Sahyoun conta que a Camisaria Colombo, com cerca de 800 funcionários, registrou queda de 20% no faturamento em janeiro em relação a igual período de 1998. A empresa, como muitas outras já informou, segundo ele, que não tem alternativa a não ser iniciar as demissões e fechar pontos-de venda.
O presidente da Abralshop explica que, com a queda nas vendas, muitos lojistas não estão conseguindo cobrir as despesas fixas com aluguéis. É que, quando os negócios vão bem, os lojistas têm de pagar o aluguel fixo e um porcentual sobre as vendas adicionais. Quando as vendas estão em baixa, os lojistas têm de pagar o aluguel fixo, sem qualquer abatimento.
Desde o início do ano, as lojas de shopping registram queda de 10% nas vendas em relação a igual período de 1998. Por conta da queda nas vendas e dos juros altos, que tornam os financiamentos proibitivos, a inadimplência do consumidor caiu 5%. "O cosumidor assumiu uma atitude cautelosa quanto aos financiamentos", disse Sahyoun.
Mas ele ressalvou que a expectativa para os próximos meses não é otimista.
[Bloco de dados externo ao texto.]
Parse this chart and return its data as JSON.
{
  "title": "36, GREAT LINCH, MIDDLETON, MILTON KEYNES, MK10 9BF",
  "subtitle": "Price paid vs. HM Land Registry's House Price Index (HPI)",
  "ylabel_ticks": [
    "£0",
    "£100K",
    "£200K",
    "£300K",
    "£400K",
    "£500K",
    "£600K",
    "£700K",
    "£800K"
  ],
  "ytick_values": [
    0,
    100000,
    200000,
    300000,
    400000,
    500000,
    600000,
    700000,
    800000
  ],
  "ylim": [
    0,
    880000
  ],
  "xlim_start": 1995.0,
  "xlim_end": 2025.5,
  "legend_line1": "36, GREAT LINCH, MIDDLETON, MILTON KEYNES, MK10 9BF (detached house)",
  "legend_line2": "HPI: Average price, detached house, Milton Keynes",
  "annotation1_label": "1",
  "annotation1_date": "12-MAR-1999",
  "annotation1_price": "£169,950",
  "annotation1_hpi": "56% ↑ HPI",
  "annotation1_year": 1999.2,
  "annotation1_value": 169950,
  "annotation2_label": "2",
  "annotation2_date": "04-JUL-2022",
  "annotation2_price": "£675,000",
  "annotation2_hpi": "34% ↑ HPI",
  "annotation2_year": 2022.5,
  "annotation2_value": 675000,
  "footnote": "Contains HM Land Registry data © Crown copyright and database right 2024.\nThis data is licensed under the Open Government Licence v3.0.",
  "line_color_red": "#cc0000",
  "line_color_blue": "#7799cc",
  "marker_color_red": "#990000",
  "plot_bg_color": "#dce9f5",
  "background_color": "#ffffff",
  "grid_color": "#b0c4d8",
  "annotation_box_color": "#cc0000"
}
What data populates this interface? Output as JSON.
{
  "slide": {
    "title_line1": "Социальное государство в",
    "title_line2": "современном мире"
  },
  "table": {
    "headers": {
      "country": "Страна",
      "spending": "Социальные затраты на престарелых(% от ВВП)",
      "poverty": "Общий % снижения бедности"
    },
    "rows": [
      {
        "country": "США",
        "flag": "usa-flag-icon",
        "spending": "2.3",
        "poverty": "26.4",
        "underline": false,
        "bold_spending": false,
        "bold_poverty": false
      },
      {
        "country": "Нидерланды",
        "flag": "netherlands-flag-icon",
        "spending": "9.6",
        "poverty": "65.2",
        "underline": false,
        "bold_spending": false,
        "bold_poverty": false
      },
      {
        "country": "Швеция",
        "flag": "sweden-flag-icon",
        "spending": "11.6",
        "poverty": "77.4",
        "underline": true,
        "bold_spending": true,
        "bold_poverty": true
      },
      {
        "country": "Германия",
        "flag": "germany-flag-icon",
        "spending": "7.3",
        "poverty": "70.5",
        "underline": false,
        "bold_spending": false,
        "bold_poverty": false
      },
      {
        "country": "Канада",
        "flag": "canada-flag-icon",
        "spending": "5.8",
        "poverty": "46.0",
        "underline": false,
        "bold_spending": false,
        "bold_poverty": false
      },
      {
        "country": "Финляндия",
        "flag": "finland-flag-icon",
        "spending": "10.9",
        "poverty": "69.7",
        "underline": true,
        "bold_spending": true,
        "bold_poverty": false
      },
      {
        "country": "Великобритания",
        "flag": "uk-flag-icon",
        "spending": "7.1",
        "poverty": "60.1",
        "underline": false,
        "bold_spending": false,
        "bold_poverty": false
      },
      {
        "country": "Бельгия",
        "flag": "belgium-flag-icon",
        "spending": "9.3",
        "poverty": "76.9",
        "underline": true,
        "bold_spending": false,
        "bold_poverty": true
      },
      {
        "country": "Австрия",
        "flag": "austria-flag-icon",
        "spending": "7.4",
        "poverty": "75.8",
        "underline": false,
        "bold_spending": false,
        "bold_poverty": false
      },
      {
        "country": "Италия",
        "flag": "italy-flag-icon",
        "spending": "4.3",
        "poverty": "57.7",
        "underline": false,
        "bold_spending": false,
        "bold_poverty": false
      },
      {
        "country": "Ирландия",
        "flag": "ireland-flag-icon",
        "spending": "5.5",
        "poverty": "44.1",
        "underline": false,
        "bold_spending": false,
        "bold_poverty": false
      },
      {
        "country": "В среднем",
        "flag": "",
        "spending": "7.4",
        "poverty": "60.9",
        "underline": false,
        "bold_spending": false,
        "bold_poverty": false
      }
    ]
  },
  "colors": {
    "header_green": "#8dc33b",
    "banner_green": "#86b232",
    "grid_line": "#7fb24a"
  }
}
É que o consumidor em dezembro comprou boa parcela de mercadorias a prazo e, a partir de agora, estará com parte da renda comprometida com possibildade de volta da inflação e aumento dos gastos com as prestações de leasing atreladas ao dólar.
Cancelamento - A retração de vendas poderá resultar, segundo Sahyoun, no cancelamento, por parte de lojistas, da compra de pontos-de-venda nos shoppings que ainda não foram inaugurados. Até meados do ano que vem, 131 novos shoppings serão inaugurados no País. Esses novos empreendimento poderão criar 156 mil empregos diretos.